Devine attended the parade Sunday afternoon and talking about his dog he says “It’s the first time in almost a year that I’ve been able to take him for a walk.”

The non-profit group, Pit Bulls for PTSD, trains service dogs for people living with the disorder. The group organized Sunday’s victory walk from Slater Park to Newport Avenue.

“We wanted to celebrate all the dogs who have been, unfortunately, living in this city underground. They can finally be properly socialized, and properly walked and mentally free to meet other dogs and humans and be proper dogs,” said Ann Clark, Vice President of Pit Bulls for PTSD.

Clark says training can make all the difference in a potentially volatile breed.

“Dogs don’t know how humans want them to act until you teach them and train them.
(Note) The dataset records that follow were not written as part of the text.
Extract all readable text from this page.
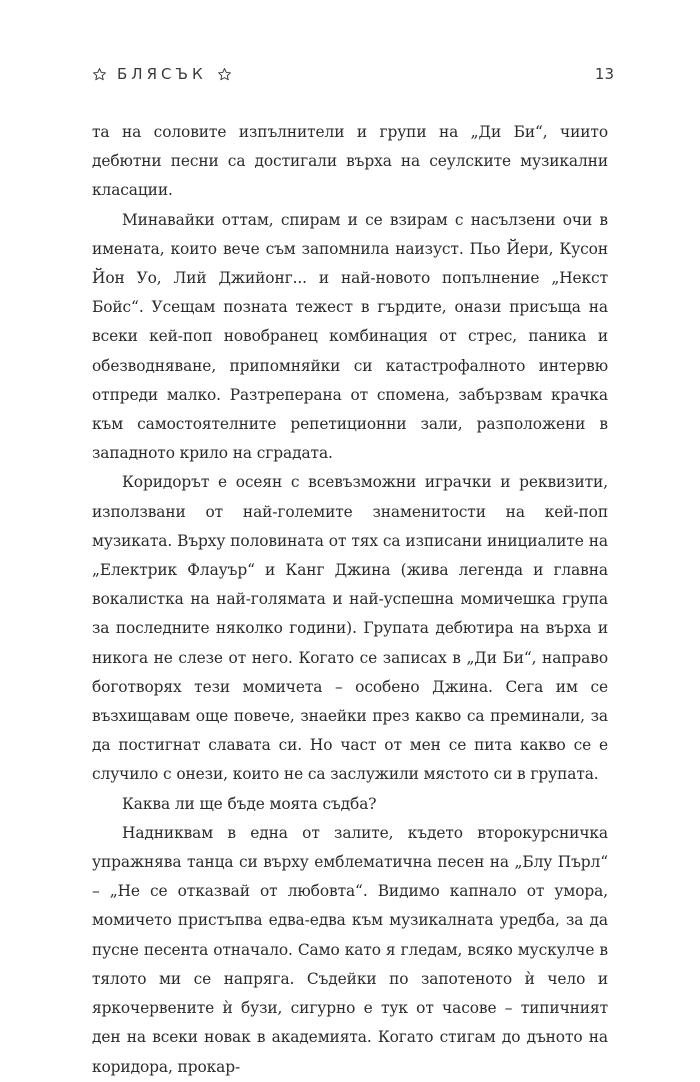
БЛЯСЪК	13

та на соловите изпълнители и групи на „Ди Би“, чиито дебютни песни са достигали върха на сеулските музикални класации.

Минавайки оттам, спирам и се взирам с насълзени очи в имената, които вече съм запомнила наизуст. Пьо Йери, Кусон Йон Уо, Лий Джийонг... и най-новото попълнение „Некст Бойс“. Усещам позната тежест в гърдите, онази присъща на всеки кей-поп новобранец комбинация от стрес, паника и обезводняване, припомняйки си катастрофалното интервю отпреди малко. Разтреперана от спомена, забързвам крачка към самостоятелните репетиционни зали, разположени в западното крило на сградата.

Коридорът е осеян с всевъзможни играчки и реквизити, използвани от най-големите знаменитости на кей-поп музиката. Върху половината от тях са изписани инициалите на „Електрик Флауър“ и Канг Джина (жива легенда и главна вокалистка на най-голямата и най-успешна момичешка група за последните няколко години). Групата дебютира на върха и никога не слезе от него. Когато се записах в „Ди Би“, направо боготворях тези момичета – особено Джина. Сега им се възхищавам още повече, знаейки през какво са преминали, за да постигнат славата си. Но част от мен се пита какво се е случило с онези, които не са заслужили мястото си в групата.

Каква ли ще бъде моята съдба?

Надниквам в една от залите, където второкурсничка упражнява танца си върху емблематична песен на „Блу Пърл“ – „Не се отказвай от любовта“. Видимо капнало от умора, момичето пристъпва едва-едва към музикалната уредба, за да пусне песента отначало. Само като я гледам, всяко мускулче в тялото ми се напряга. Съдейки по запотеното ѝ чело и яркочервените ѝ бузи, сигурно е тук от часове – типичният ден на всеки новак в академията. Когато стигам до дъното на коридора, прокар-
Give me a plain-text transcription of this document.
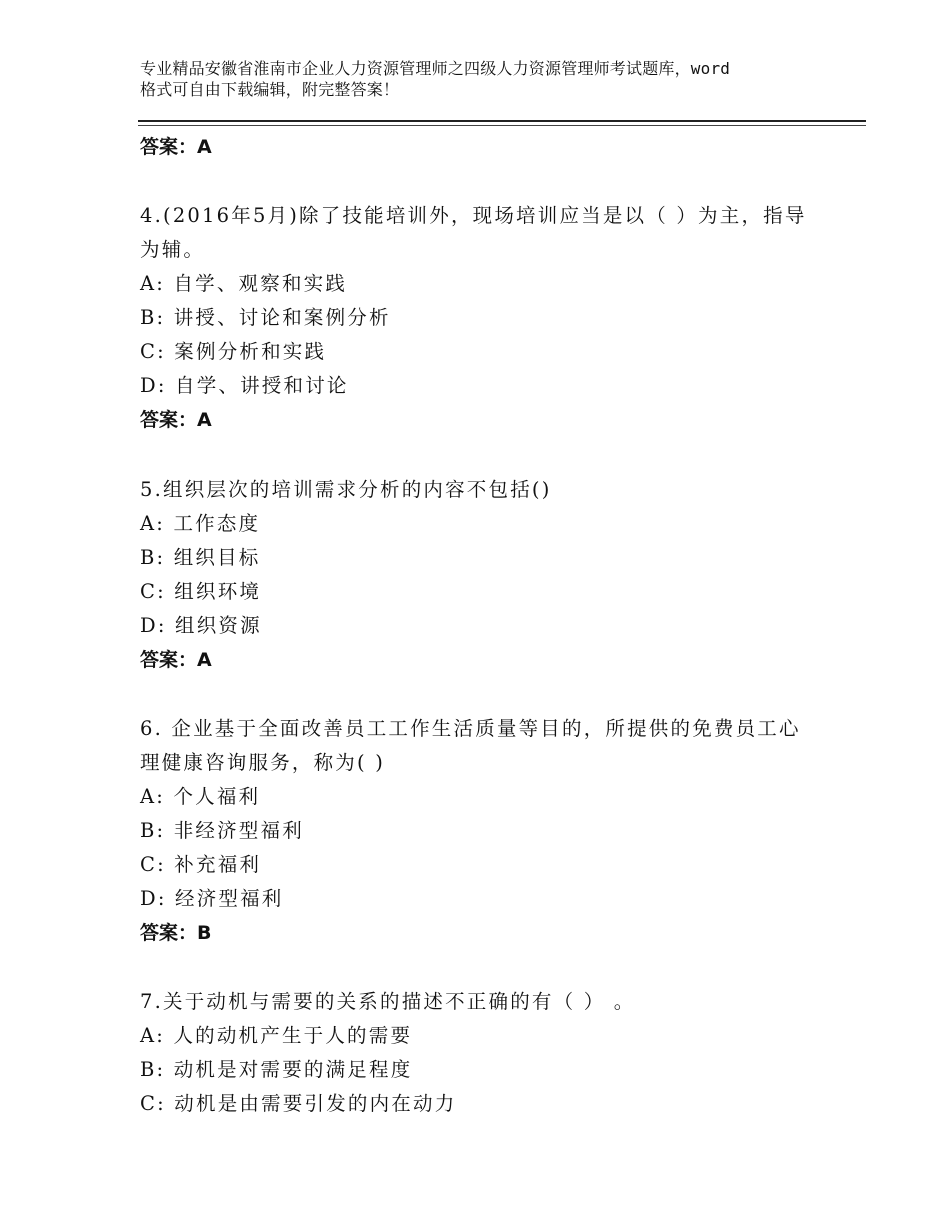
专业精品安徽省淮南市企业人力资源管理师之四级人力资源管理师考试题库，word
格式可自由下载编辑，附完整答案！
答案：A
4.(2016年5月)除了技能培训外，现场培训应当是以（ ）为主，指导
为辅。
A: 自学、观察和实践
B: 讲授、讨论和案例分析
C: 案例分析和实践
D: 自学、讲授和讨论
答案：A
5.组织层次的培训需求分析的内容不包括()
A: 工作态度
B: 组织目标
C: 组织环境
D: 组织资源
答案：A
6. 企业基于全面改善员工工作生活质量等目的，所提供的免费员工心
理健康咨询服务，称为( )
A: 个人福利
B: 非经济型福利
C: 补充福利
D: 经济型福利
答案：B
7.关于动机与需要的关系的描述不正确的有（ ） 。
A: 人的动机产生于人的需要
B: 动机是对需要的满足程度
C: 动机是由需要引发的内在动力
They don’t know not to jump on a table until you tell them that’s impolite. It’s up to us as handlers to teach them how to be good citizens,” she said.

Pawtucket city officials took a different approach a decade ago, after a rash of pit bull attacks. They say the ban worked all around, reducing both human injuries and pit bull euthanasia.

Now that enforcement is over, Clark has a message for citizens who may be fearful: “Meet a well-adjusted, well-trained pit bull and you will change your mind.”

There is still no word on whether the city of Pawtucket intends on appealing the judge’s decision.